Marlowe paints portraits using dyed wool instead of oils, pastels or watercolor, wielding his eye for color, his love of popular culture and Navajo culture and his formal art training.

Some of his first works were butterflies, “three maroon butterflies with blue dots.”

A visit to the R.B. Burnham Trading Post in Sanders proved to be a turning point as he wove his career with vegetal-dyed yarn. 

“Sherry Burnham and her husband had seen my weaving and said they saw something in it,” Marlowe said. Her dad, trader Bruce Burnham, had a supply of specially ordered yarns from Britain and Pennsylvania that he planned to use to revive the Germantown weaving style, and gave Marlowe one skein of every color. 

“Let me see what you can do with this,” Bruce said.

Marlowe’s career took off from there. He soon became known for his unique takes on both Navajo traditions to street skating and raves. In 2017, Marlowe won a Conrad House award at the Heard Indian Fair for a breakdance textile. 

Since then, Marlowe has made a name for himself as an eclectic artist.
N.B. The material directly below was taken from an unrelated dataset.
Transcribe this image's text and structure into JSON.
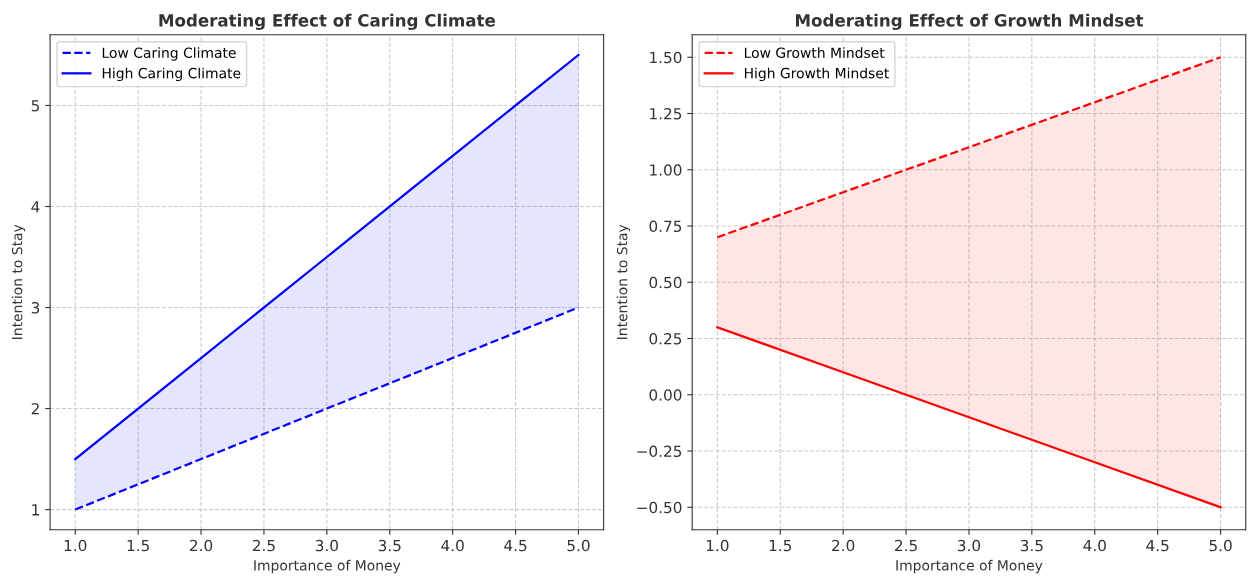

He said he works with both vegetal and aniline-dyed yarn to create textiles that are more paintings than traditional Navajo design.

The “Angry Birds” textile, which is in the Heard Museum’s collection, was recreated in Lego bricks. He also had a one-man exhibit of his work at the UA’s Museum of Art in 2023. 

After taking a hiatus from markets, he’s headed to the Heard Indian Fair in 2025. “I owe them a lot,” he said. 

Marlowe’s younger brother Yancey also works in color–paint and ink. Yancey is a talented muralist whose work brightens the brick and block walls of Winslow buildings.

He brought a reporter and photographer from The Arizona Republic, part of the USA TODAY Network, to a side wall of a café and former trading post that he adorned with Navajo, Hopi and Hispanic symbology, including wedding baskets, textiles, Frida Kahlo and a figure resembling a cross between a kachina and R2D2 from “Star Wars.”

Yancey said he wants to move his tattoo shop to bigger digs. He had been renting a corner in an existing tattoo and body piercing shop but would like more space.

He showcased his exacting work in ink at his current space. Yancey carefully guided the needle loaded with black ink into the arm of one of his customers, tracing the outline of a Greek god onto the man’s bicep. The customer would return to have the picture filled in once he saved more money.